Just hours after the 6 p.m. ET deadline on Aug. 2, it was reported the Yankees whiffed on a Pablo Lopez trade with the Miami Marlins and also couldn’t sway the San Francisco Giants to move ace Carlos Rodón, which makes it clear there was a plan to add another starter.
Days after, fans learned the search was even more expansive. Cashman reportedly called the Detroit Tigers amid their fire sale (that never really happened) and expressed interested in left-hander Tarik Skubal.
You’ll never believe this, but the Yankees couldn’t get a deal done. Why even attempt to do business with the Tigers after they wanted Gleyber Torres for Matt Boyd a few years ago? It’s clear they’re not willing to reasonably negotiate.
So it is any surprise the talks for Skubal went nowhere? Detroit ended up selling nobody of note despite somebody leaking that GM Al Avila was willing to “listen on everybody.” The Tigers moved pitcher Michael Fulmer and outfielder Robbie Grossman. That’s it. Two impending free agents who weren’t moving the needle for them.
The Yankees reportedly expressed interest in Tigers pitcher Tarik Skubal
Cashman did arguably the best he could possibly do before ruining everything with the Montgomery move when there was no subsequent move to address that big loss. Feels like another failed trade deadline.
Yankees fans are on board with more pitching … but why Skubal, other than the fact he’s controllable for quite some time? The 25-year-old has just 60 games of MLB experience and didn’t start to gain any sort of traction until this year. In 21 starts, he owns a 3.52 ERA, 2.96 FIP and 1.16 WHIP with 117 strikeouts across 117.2 innings. Even with that success, he’s only lowered his ERA to 4.15, his FIP to 4.32, and his WHIP to 1.21.
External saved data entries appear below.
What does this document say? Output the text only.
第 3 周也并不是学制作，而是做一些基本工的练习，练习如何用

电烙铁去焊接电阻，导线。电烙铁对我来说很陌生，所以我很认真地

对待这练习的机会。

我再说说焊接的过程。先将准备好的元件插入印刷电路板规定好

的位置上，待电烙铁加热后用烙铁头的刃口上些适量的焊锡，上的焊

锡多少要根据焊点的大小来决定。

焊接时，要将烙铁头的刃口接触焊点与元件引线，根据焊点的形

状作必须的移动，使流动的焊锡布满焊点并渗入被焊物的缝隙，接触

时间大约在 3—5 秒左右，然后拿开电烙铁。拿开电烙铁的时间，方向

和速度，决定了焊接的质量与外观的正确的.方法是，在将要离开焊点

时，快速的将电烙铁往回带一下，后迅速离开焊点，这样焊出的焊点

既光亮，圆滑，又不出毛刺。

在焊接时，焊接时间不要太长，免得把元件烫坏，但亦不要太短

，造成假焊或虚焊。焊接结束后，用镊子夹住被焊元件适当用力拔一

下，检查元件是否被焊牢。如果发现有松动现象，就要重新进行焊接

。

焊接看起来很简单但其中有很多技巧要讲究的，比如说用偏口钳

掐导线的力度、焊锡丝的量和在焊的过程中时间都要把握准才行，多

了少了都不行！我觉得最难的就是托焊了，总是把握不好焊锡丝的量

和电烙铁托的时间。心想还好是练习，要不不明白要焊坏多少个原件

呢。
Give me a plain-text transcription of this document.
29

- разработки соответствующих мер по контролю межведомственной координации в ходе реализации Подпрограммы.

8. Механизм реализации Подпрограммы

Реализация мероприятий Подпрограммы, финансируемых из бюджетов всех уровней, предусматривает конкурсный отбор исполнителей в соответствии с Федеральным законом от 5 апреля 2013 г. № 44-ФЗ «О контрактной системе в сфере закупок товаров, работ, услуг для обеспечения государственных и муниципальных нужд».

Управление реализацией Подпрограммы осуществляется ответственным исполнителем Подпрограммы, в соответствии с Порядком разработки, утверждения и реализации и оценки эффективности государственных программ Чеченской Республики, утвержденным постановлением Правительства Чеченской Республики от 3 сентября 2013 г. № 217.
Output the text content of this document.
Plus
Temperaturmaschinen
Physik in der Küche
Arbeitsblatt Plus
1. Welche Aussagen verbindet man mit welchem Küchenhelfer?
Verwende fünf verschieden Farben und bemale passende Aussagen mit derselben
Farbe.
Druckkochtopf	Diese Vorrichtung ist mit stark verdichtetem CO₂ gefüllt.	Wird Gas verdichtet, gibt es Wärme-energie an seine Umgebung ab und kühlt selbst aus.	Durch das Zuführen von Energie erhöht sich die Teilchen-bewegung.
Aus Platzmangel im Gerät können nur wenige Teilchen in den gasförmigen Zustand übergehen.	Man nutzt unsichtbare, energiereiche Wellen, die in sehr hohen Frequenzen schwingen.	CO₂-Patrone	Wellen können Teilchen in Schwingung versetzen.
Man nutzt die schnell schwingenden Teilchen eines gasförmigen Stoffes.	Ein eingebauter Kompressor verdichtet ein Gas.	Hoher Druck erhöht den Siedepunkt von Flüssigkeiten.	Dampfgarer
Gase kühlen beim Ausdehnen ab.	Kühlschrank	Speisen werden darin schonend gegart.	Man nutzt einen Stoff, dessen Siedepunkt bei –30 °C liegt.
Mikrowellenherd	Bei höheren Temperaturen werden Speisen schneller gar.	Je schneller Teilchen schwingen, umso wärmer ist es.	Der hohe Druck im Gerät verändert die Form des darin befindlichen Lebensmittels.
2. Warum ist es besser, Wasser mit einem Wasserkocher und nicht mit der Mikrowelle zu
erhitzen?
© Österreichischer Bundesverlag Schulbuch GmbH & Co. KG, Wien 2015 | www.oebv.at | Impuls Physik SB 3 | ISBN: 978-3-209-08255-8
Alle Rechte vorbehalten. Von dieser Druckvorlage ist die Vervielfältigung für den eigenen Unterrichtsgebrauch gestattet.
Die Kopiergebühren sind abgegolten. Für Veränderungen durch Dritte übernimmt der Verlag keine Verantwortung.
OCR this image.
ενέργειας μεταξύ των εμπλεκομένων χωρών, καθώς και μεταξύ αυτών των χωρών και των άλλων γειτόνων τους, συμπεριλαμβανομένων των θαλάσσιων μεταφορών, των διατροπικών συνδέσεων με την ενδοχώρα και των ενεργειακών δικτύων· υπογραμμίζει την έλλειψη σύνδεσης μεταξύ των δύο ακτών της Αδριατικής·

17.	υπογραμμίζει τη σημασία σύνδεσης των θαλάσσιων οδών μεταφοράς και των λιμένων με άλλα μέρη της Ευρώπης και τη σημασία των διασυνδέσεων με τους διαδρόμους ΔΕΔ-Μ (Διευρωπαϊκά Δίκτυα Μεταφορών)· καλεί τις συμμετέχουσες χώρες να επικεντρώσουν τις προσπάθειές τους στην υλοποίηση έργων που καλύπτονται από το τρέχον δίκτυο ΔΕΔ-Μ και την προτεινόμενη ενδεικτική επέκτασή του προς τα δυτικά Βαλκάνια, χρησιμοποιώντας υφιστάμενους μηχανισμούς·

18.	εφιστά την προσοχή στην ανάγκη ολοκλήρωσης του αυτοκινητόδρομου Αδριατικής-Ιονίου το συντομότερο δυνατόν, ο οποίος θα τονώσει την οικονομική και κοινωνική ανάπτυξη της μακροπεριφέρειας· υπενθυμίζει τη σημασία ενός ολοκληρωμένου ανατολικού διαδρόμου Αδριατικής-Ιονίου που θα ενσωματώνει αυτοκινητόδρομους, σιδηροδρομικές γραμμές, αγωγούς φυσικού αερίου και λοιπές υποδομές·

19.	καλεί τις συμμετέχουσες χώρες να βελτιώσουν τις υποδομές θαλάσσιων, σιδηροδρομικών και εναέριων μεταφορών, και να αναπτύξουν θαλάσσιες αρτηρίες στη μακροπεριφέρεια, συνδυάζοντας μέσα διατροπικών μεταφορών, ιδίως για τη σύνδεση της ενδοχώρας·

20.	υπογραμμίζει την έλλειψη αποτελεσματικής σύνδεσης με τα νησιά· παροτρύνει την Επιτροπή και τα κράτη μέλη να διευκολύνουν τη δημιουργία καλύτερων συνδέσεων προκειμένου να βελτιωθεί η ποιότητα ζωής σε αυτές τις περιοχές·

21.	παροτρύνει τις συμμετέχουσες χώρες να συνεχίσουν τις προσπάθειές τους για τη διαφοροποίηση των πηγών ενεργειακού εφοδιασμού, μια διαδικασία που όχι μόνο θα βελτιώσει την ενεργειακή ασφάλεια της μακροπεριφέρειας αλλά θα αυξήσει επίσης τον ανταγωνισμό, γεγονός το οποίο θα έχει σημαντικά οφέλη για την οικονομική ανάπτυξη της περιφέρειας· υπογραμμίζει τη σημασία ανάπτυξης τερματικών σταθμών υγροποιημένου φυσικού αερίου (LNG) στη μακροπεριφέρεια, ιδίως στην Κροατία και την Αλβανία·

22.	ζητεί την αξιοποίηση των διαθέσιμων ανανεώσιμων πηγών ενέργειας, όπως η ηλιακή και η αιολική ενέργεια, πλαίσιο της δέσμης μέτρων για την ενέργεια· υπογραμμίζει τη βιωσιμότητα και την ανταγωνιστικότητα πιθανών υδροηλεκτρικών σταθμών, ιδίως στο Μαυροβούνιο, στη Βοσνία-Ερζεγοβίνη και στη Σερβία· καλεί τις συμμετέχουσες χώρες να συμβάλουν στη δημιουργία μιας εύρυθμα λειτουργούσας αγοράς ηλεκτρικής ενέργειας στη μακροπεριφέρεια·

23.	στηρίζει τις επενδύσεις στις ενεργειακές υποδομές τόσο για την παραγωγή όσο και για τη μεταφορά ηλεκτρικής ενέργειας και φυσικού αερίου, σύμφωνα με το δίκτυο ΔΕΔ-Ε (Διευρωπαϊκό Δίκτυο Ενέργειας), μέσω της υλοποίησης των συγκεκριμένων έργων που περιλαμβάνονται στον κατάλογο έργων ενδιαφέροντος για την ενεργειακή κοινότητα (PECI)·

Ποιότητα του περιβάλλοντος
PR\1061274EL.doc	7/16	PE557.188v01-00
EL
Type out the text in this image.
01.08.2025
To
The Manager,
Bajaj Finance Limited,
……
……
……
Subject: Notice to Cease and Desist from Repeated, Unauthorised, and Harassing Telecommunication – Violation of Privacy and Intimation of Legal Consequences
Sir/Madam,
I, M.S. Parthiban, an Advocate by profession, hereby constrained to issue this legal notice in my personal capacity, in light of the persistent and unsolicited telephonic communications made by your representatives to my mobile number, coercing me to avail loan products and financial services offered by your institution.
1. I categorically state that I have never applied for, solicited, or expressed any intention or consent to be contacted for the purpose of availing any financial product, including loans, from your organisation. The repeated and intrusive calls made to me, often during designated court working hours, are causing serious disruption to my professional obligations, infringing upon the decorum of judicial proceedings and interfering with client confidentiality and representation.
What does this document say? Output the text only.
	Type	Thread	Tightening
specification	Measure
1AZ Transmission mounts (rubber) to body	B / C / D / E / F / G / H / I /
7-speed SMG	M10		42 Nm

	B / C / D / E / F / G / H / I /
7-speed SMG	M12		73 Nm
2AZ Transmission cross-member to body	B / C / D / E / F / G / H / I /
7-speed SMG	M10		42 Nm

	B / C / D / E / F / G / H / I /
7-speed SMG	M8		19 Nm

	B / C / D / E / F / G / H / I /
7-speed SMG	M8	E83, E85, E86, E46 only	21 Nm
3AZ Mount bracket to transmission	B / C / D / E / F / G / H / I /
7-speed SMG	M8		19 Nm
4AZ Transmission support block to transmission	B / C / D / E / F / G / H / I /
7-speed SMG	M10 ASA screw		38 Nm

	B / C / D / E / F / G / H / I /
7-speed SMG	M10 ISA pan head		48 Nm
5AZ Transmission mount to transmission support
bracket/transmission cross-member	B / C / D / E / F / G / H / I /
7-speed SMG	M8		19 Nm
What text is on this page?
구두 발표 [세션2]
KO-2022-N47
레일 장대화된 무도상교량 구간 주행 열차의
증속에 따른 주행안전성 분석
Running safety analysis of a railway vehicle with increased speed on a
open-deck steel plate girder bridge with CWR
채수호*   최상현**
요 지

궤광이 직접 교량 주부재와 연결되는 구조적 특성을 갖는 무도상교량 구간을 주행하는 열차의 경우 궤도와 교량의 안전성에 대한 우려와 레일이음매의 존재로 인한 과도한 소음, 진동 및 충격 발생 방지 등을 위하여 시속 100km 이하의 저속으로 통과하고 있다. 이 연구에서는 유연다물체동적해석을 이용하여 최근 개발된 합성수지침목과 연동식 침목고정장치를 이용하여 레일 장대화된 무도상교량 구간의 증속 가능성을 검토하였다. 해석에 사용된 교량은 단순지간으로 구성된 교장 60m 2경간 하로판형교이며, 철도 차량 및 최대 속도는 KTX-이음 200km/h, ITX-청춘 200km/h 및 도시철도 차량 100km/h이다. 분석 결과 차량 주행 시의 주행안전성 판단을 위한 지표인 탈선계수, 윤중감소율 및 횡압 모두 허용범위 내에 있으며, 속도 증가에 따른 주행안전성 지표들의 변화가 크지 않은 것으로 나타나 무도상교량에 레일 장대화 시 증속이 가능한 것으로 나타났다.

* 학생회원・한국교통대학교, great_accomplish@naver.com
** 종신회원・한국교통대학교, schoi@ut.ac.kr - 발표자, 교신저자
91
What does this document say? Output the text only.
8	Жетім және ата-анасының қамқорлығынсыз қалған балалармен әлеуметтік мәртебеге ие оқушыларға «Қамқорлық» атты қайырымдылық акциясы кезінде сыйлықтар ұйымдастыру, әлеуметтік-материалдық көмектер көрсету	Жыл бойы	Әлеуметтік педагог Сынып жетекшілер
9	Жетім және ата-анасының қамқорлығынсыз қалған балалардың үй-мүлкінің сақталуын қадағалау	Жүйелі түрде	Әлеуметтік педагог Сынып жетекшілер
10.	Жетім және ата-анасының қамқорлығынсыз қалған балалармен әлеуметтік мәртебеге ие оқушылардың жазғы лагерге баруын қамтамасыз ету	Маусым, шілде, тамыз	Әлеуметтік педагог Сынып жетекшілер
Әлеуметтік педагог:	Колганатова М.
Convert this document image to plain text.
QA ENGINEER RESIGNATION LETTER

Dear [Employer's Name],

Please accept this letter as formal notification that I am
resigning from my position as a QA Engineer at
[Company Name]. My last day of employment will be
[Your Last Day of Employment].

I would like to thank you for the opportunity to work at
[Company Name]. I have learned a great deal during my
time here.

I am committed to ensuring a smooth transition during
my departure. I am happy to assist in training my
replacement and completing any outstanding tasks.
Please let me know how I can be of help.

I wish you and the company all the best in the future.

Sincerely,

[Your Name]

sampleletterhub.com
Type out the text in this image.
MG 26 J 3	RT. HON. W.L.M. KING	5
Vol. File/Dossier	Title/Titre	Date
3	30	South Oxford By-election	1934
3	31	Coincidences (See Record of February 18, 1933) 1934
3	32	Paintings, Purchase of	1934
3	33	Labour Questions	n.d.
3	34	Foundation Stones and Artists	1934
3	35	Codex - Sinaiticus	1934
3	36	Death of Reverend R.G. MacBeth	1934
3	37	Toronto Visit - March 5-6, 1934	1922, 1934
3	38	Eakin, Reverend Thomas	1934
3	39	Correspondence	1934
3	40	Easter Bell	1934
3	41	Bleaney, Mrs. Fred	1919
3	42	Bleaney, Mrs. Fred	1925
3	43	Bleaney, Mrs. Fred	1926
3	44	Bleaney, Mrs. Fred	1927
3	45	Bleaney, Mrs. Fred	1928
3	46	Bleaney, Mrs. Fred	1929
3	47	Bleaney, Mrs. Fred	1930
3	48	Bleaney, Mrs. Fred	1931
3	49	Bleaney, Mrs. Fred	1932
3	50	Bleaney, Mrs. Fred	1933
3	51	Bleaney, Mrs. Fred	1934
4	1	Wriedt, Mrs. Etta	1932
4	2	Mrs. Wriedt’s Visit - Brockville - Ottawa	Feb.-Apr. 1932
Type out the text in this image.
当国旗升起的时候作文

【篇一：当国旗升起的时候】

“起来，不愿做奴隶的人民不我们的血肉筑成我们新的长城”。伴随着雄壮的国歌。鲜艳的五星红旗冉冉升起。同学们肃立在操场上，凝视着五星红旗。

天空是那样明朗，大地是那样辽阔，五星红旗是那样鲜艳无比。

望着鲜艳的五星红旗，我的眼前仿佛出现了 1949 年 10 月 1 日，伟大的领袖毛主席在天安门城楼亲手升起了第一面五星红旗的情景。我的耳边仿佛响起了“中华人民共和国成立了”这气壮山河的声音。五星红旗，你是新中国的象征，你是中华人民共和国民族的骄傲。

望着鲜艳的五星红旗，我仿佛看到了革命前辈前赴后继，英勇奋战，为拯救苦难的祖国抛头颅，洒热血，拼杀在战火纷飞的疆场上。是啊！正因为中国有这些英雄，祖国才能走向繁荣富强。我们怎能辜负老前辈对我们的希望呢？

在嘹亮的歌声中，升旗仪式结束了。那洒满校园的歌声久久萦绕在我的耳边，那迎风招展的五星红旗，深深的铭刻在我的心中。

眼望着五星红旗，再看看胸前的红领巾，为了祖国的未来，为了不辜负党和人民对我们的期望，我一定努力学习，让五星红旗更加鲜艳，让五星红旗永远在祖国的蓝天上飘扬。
Would you look at that! Still not better than Montgomery! Purely an economic issue with the Yankees oddly looking ahead to 2024-2025 instead of going for the jugular right now.
According to reports, that’s three attempts to land another starter to replace Monty. All whiffs. Even though trading Monty still would’ve stung in the clubhouse, bringing in another arm would’ve gone a long way in helping the lost production.
Instead, Cashman jumped the gun, had no definitive backup plan, and now only prayers will keep the Yankees’ rotation propped up between now and November.